Em 23 de junho de 1968, o jornal carioca Correio da Manhã publicou uma dura crítica de Frankenstein Contra o Mundo (1965). O texto, que não é assinado, descreve que produção como uma “aventura de TV ‘National Kid’, que debilita mentalmente as crianças brasileiras, ajudando-as a se tornarem arruaceiras contumazes” (leia aqui).
O comentário é um tanto duro com o filme, cuja narrativa é bastante dramática e trágica. Dirigido por Ishirô Honda, a obra começa durante a Segunda Guerra Mundial, quando um grupo de soldados nazista invade o castelo de Victor Frankenstein para roubar um misterioso baú. O pacote é levado para um submarino, depois afundado por japoneses. A caixa vai parar em um laboratório em Hiroshima, onde é aberta. Dentro, há o coração vivo do monstro de Frankenstein. No minuto seguinte, a cidade é devastada pela bomba atômica.
Essa vertiginosa sequência de acontecimentos ocorre em menos de 10 minutos. A trama começa de verdade após um salto temporal de 15 anos. Um trio de cientistas – formado por James Bowen (Nick Adams), Ken’ichiro Kawaji (Tadao Takashima) e Sueko Togami (Kumi Mizuno) – fica fascinado com a estranha habilidade de força e crescimento de uma criança, que tem as feições da maquiagem de Boris Karloff em Frankenstein (1931). O personagem, que cresce a cada cena, vira um gigante. Não demora até que a criatura se revele como um ser vivo regenerado do coração irradiado pela energia nuclear de Hiroshima.

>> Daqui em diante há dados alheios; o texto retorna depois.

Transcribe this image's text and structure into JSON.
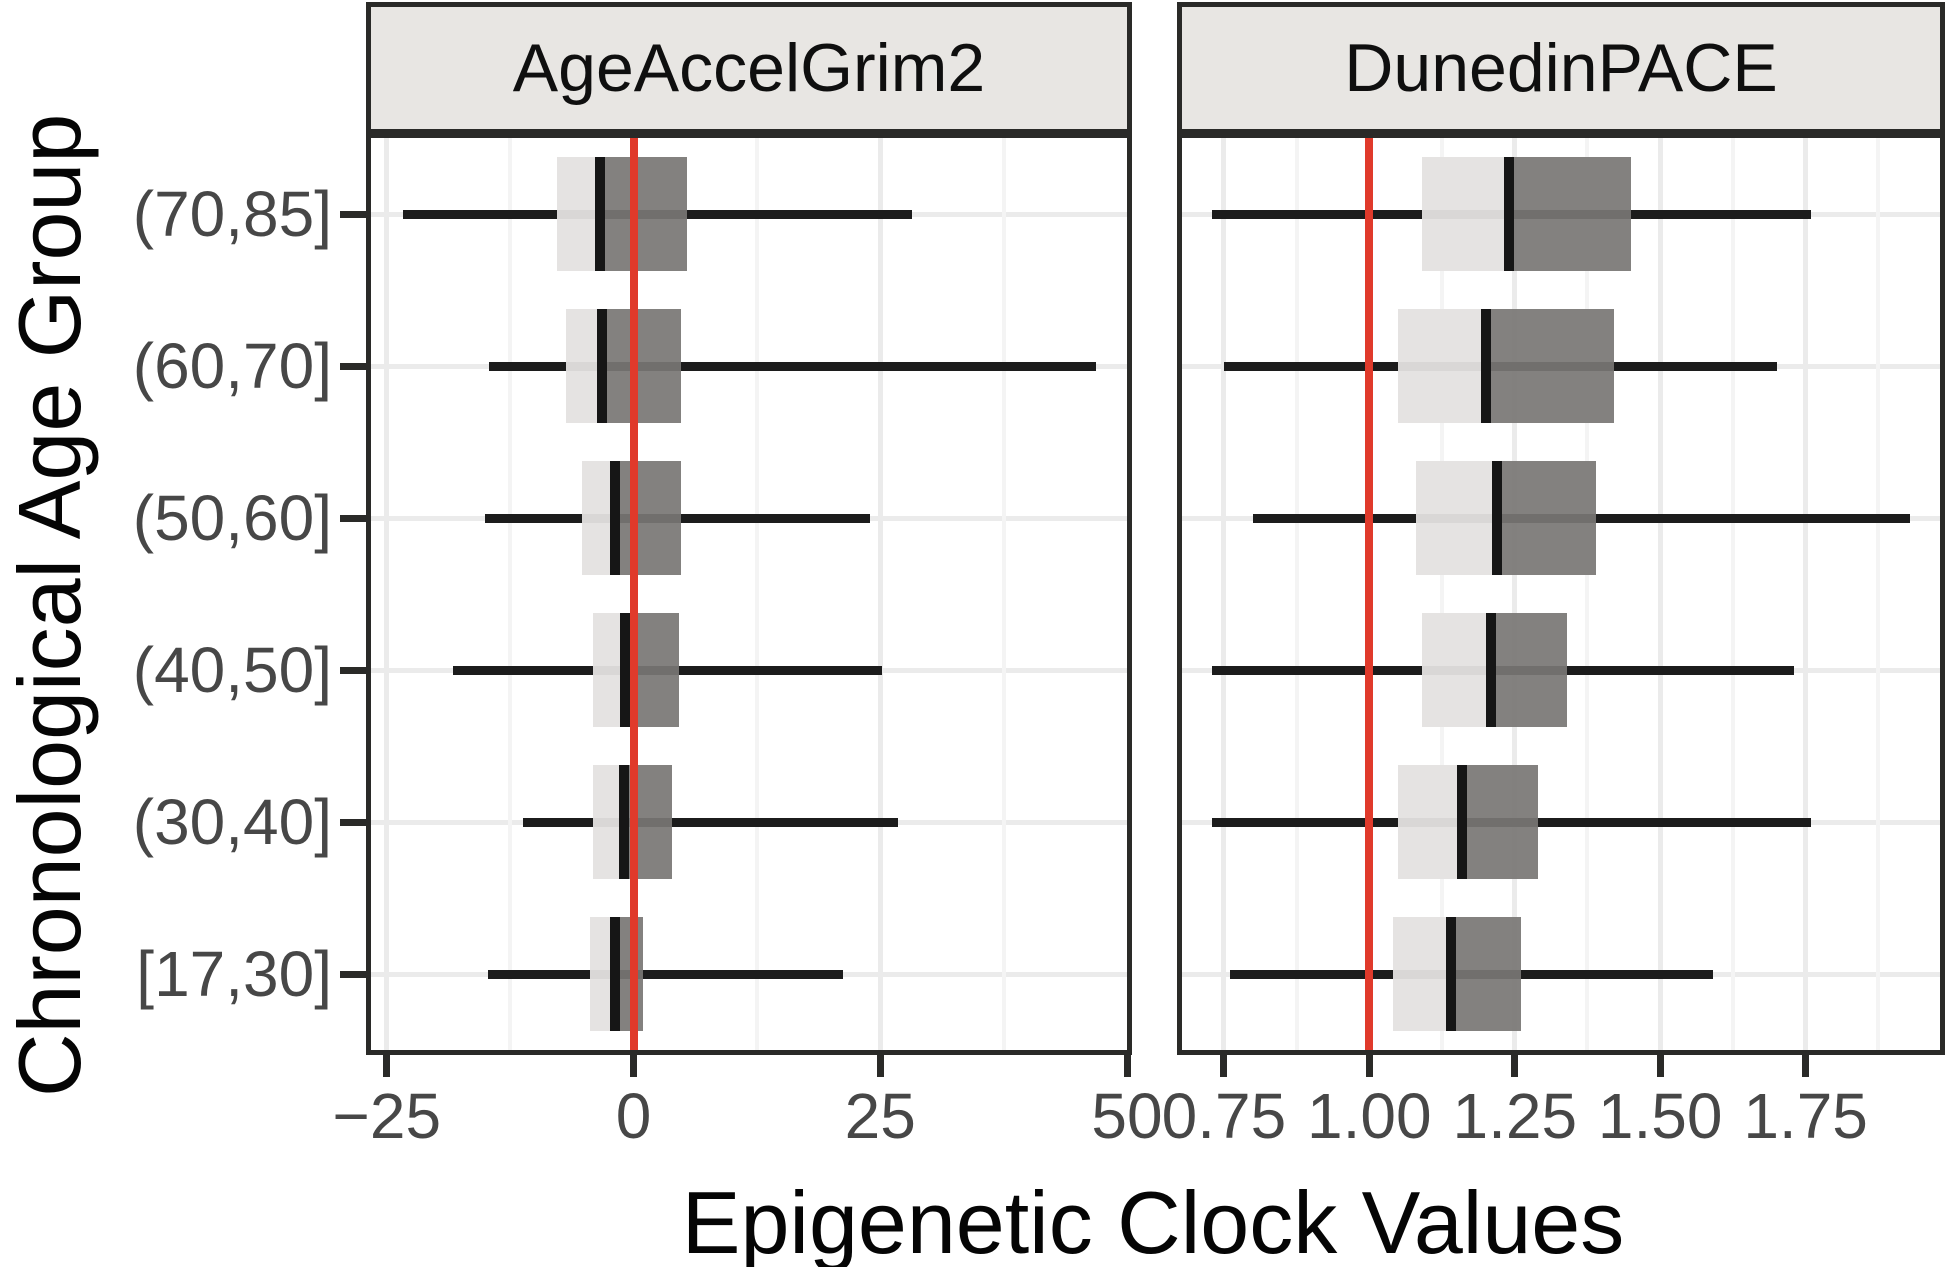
{
  "figure": {
    "x_axis_title": "Epigenetic Clock Values",
    "y_axis_title": "Chronological Age Group"
  },
  "chart_data": {
    "type": "boxplot",
    "orientation": "horizontal",
    "title": "",
    "xlabel": "Epigenetic Clock Values",
    "ylabel": "Chronological Age Group",
    "legend": "none",
    "grid": "major and minor vertical gridlines, major horizontal gridlines",
    "categories": [
      "(70,85]",
      "(60,70]",
      "(50,60]",
      "(40,50]",
      "(30,40]",
      "[17,30]"
    ],
    "facets": [
      {
        "label": "AgeAccelGrim2",
        "xlim": [
          -26.6,
          50
        ],
        "ticks": [
          -25,
          0,
          25,
          50
        ],
        "tick_labels": [
          "−25",
          "0",
          "25",
          "50"
        ],
        "refline": 0,
        "boxes": [
          {
            "category": "(70,85]",
            "whisker_low": -23.4,
            "q1": -7.8,
            "median": -3.4,
            "q3": 5.4,
            "whisker_high": 28.2
          },
          {
            "category": "(60,70]",
            "whisker_low": -14.6,
            "q1": -6.8,
            "median": -3.2,
            "q3": 4.8,
            "whisker_high": 46.9
          },
          {
            "category": "(50,60]",
            "whisker_low": -15.0,
            "q1": -5.2,
            "median": -1.9,
            "q3": 4.8,
            "whisker_high": 24.0
          },
          {
            "category": "(40,50]",
            "whisker_low": -18.3,
            "q1": -4.1,
            "median": -0.9,
            "q3": 4.6,
            "whisker_high": 25.2
          },
          {
            "category": "(30,40]",
            "whisker_low": -11.2,
            "q1": -4.1,
            "median": -1.0,
            "q3": 3.9,
            "whisker_high": 26.8
          },
          {
            "category": "[17,30]",
            "whisker_low": -14.7,
            "q1": -4.4,
            "median": -1.9,
            "q3": 1.0,
            "whisker_high": 21.2
          }
        ]
      },
      {
        "label": "DunedinPACE",
        "xlim": [
          0.678,
          1.981
        ],
        "ticks": [
          0.75,
          1.0,
          1.25,
          1.5,
          1.75
        ],
        "tick_labels": [
          "0.75",
          "1.00",
          "1.25",
          "1.50",
          "1.75"
        ],
        "refline": 1.0,
        "boxes": [
          {
            "category": "(70,85]",
            "whisker_low": 0.73,
            "q1": 1.09,
            "median": 1.24,
            "q3": 1.45,
            "whisker_high": 1.76
          },
          {
            "category": "(60,70]",
            "whisker_low": 0.75,
            "q1": 1.05,
            "median": 1.2,
            "q3": 1.42,
            "whisker_high": 1.7
          },
          {
            "category": "(50,60]",
            "whisker_low": 0.8,
            "q1": 1.08,
            "median": 1.22,
            "q3": 1.39,
            "whisker_high": 1.93
          },
          {
            "category": "(40,50]",
            "whisker_low": 0.73,
            "q1": 1.09,
            "median": 1.21,
            "q3": 1.34,
            "whisker_high": 1.73
          },
          {
            "category": "(30,40]",
            "whisker_low": 0.73,
            "q1": 1.05,
            "median": 1.16,
            "q3": 1.29,
            "whisker_high": 1.76
          },
          {
            "category": "[17,30]",
            "whisker_low": 0.76,
            "q1": 1.04,
            "median": 1.14,
            "q3": 1.26,
            "whisker_high": 1.59
          }
        ]
      }
    ],
    "colors": {
      "reference_line": "#e03a2b",
      "box_lower_half": "#e7e5e3",
      "box_upper_half": "#8c8a88",
      "whisker": "#1c1c1c",
      "median": "#161616",
      "panel_border": "#2a2a28",
      "strip_background": "#e8e6e3",
      "grid_major": "#ebebeb",
      "grid_minor": "#f4f4f4",
      "tick_label": "#474747",
      "title_text": "#050505"
    }
  }
}
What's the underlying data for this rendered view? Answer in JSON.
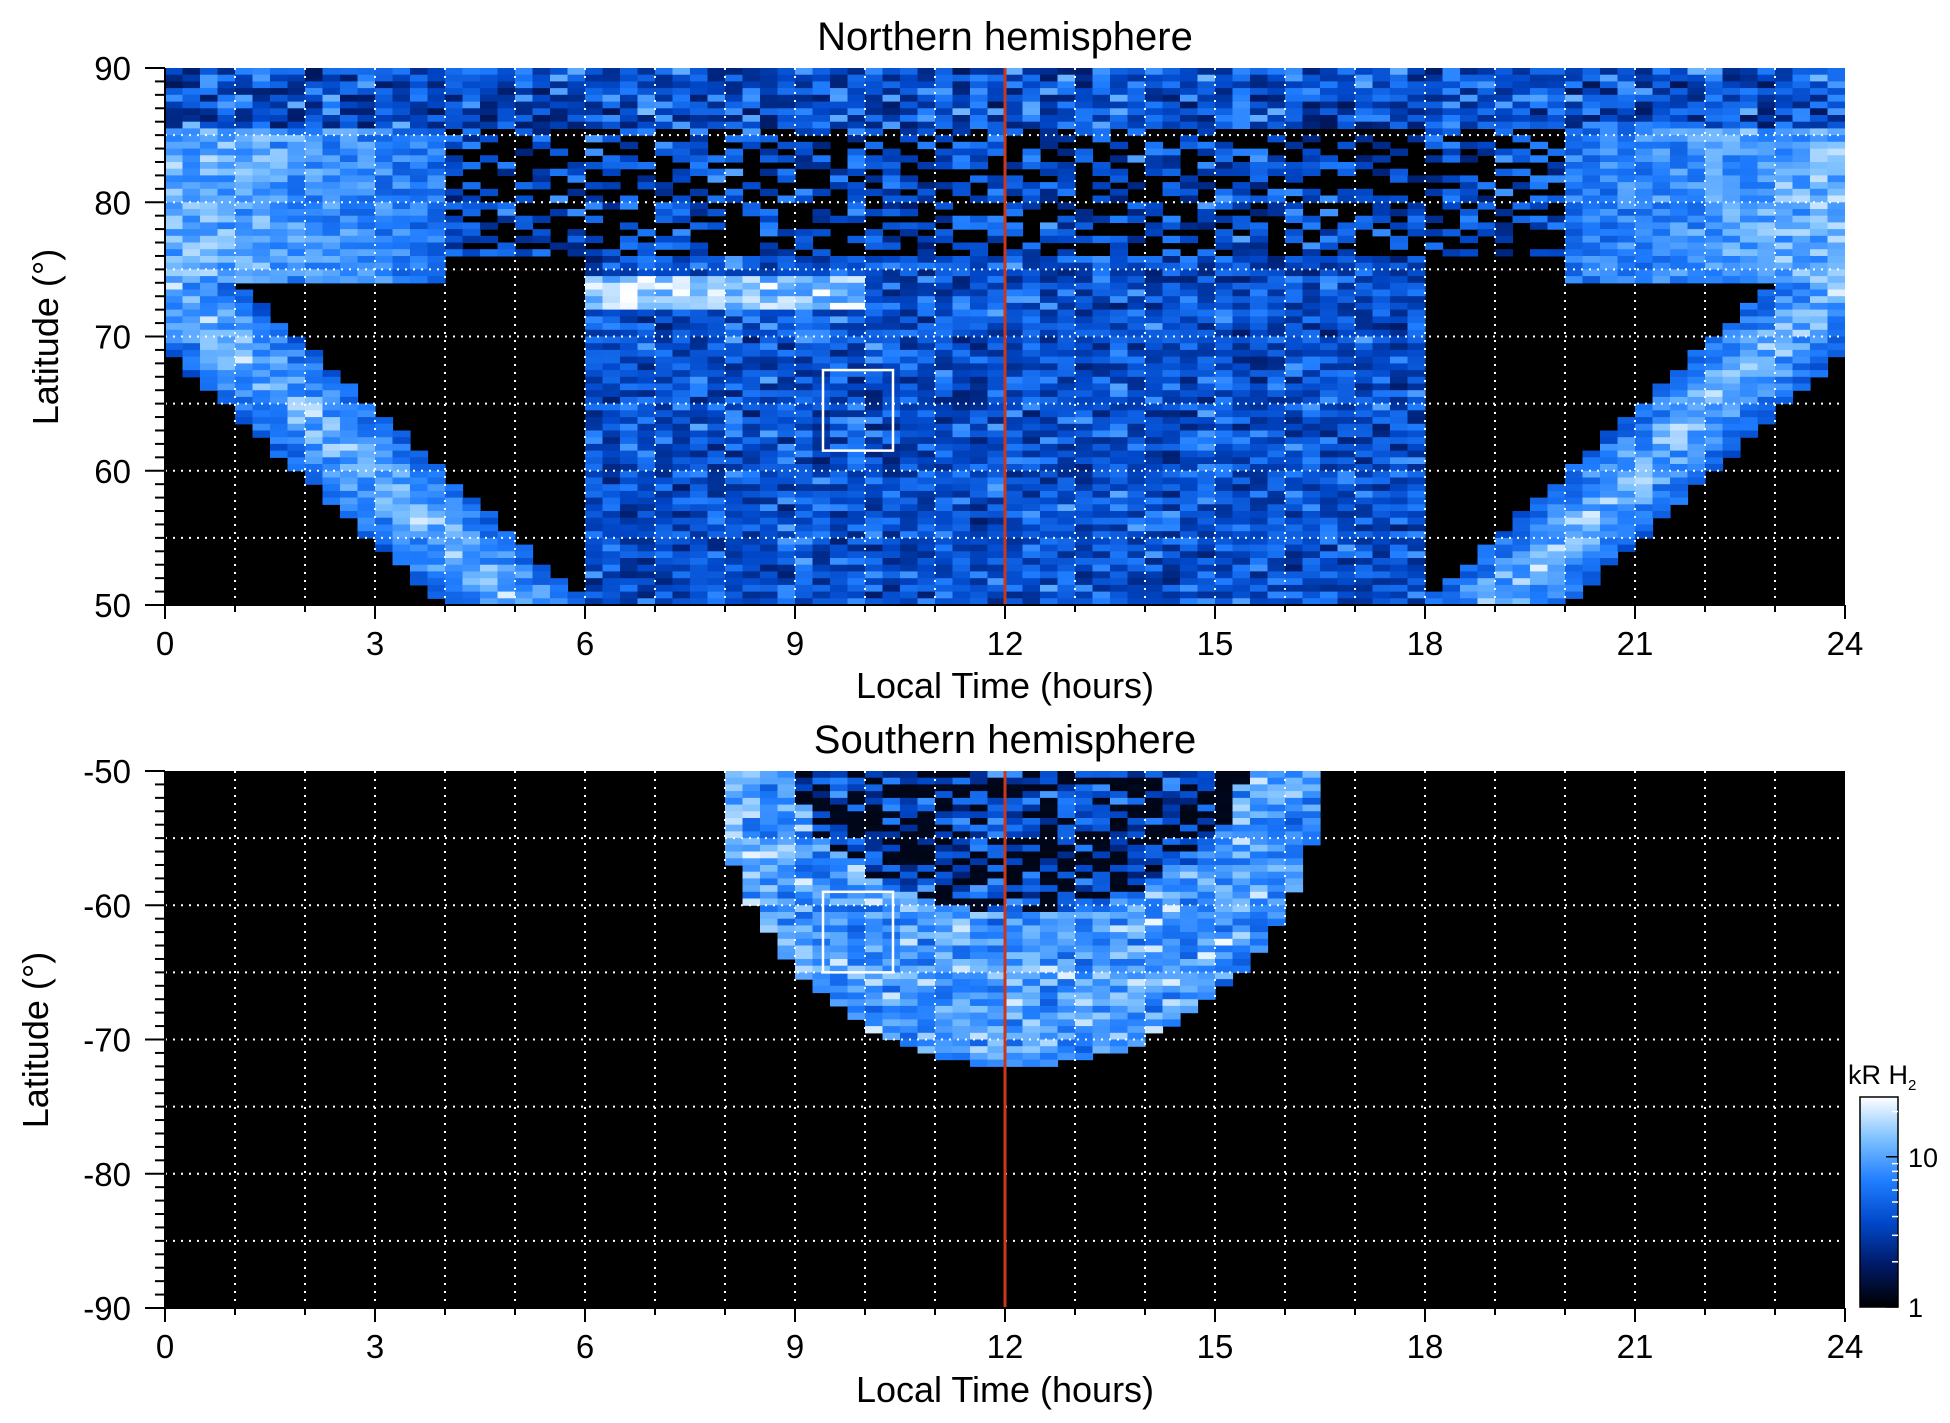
{
  "chart_data": [
    {
      "type": "heatmap",
      "title": "Northern hemisphere",
      "xlabel": "Local Time (hours)",
      "ylabel": "Latitude (°)",
      "xlim": [
        0,
        24
      ],
      "ylim": [
        50,
        90
      ],
      "xticks": [
        "0",
        "3",
        "6",
        "9",
        "12",
        "15",
        "18",
        "21",
        "24"
      ],
      "yticks": [
        "50",
        "60",
        "70",
        "80",
        "90"
      ],
      "grid_x_step": 1,
      "grid_y_step": 5,
      "grid": true,
      "marker_line_x": 12,
      "highlight_box": {
        "x": [
          9.4,
          10.4
        ],
        "y": [
          61.5,
          67.5
        ]
      },
      "features": [
        {
          "name": "dawn auroral oval",
          "from": [
            0,
            74
          ],
          "to": [
            5,
            50
          ]
        },
        {
          "name": "dusk auroral oval",
          "from": [
            24,
            74
          ],
          "to": [
            19,
            50
          ]
        },
        {
          "name": "polar cap boundary",
          "lat_max": 85.5
        }
      ]
    },
    {
      "type": "heatmap",
      "title": "Southern hemisphere",
      "xlabel": "Local Time (hours)",
      "ylabel": "Latitude (°)",
      "xlim": [
        0,
        24
      ],
      "ylim": [
        -90,
        -50
      ],
      "xticks": [
        "0",
        "3",
        "6",
        "9",
        "12",
        "15",
        "18",
        "21",
        "24"
      ],
      "yticks": [
        "-90",
        "-80",
        "-70",
        "-60",
        "-50"
      ],
      "grid_x_step": 1,
      "grid_y_step": 5,
      "grid": true,
      "marker_line_x": 12,
      "highlight_box": {
        "x": [
          9.4,
          10.4
        ],
        "y": [
          -65,
          -59
        ]
      },
      "features": [
        {
          "name": "dayside auroral arc",
          "x_range": [
            8,
            16.5
          ],
          "lat_min": -72
        }
      ]
    }
  ],
  "colorbar": {
    "label": "kR H",
    "label_subscript": "2",
    "ticks": [
      "1",
      "10"
    ],
    "scale": "log",
    "range": [
      1,
      25
    ],
    "colors": [
      "#000000",
      "#001a66",
      "#0047c8",
      "#1f7dff",
      "#7cc0ff",
      "#ffffff"
    ]
  },
  "colors": {
    "marker_line": "#c8381c",
    "grid": "#ffffff",
    "background": "#000000",
    "box": "#ffffff"
  }
}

‘Frankenstein Contra o Mundo’ tem raízes profundas na metáfora nuclear. Tal qual ‘Godzilla’ (1954), o monstro de Frankenstein aqui também é consequência da bomba dos americanos.
Depois de ficar grande demais, o monstro foge para a floresta e passa a ser perseguido pelo exército. A trama rocambolesca ainda insere um segundo monstro lá pela metade da história: um dinossauro chamado Baragon, que destrói diversas cidades. A culpa da devastação recai sobre o jovem e indefeso gigante.
Frankenstein Contra o Mundo tem raízes profundas na metáfora nuclear. Tal qual Godzilla (1954), o monstro de Frankenstein aqui também é consequência da bomba dos americanos. A diferença é que a criatura aparece é enquadrada com empatia pela câmera. Os vilões, em alguns momentos, são membros da própria sociedade japonesa, que não ferozmente persegue o personagem.
Com efeitos visuais de Eiji Tsuburaya, o longa-metragem tem cenas grandiosas e que representam o melhor do cinema kaiju da década de 1960. Pouco apreciada pelo público ocidental nos últimos anos, a obra em nada lembra a narrativa de National Kid, além do fato de ter um gigante lutando contra um monstro em roupa de borracha.
O filme é a materialização antiga de um desejo da Toho de trabalhar com o universo criado por Mary Shelley. Frankenstein quase lutou contra King Kong, em 1963, e Godzilla, em 1964. O conceito explorado em ambos os filmes evoluiu para essa pequena pérola da ficção científica, vastamente criticada pela imprensa brasileira na época da sua estreia. Teve uma sequência, A Invasão dos Gargântuas, lançada em 1966.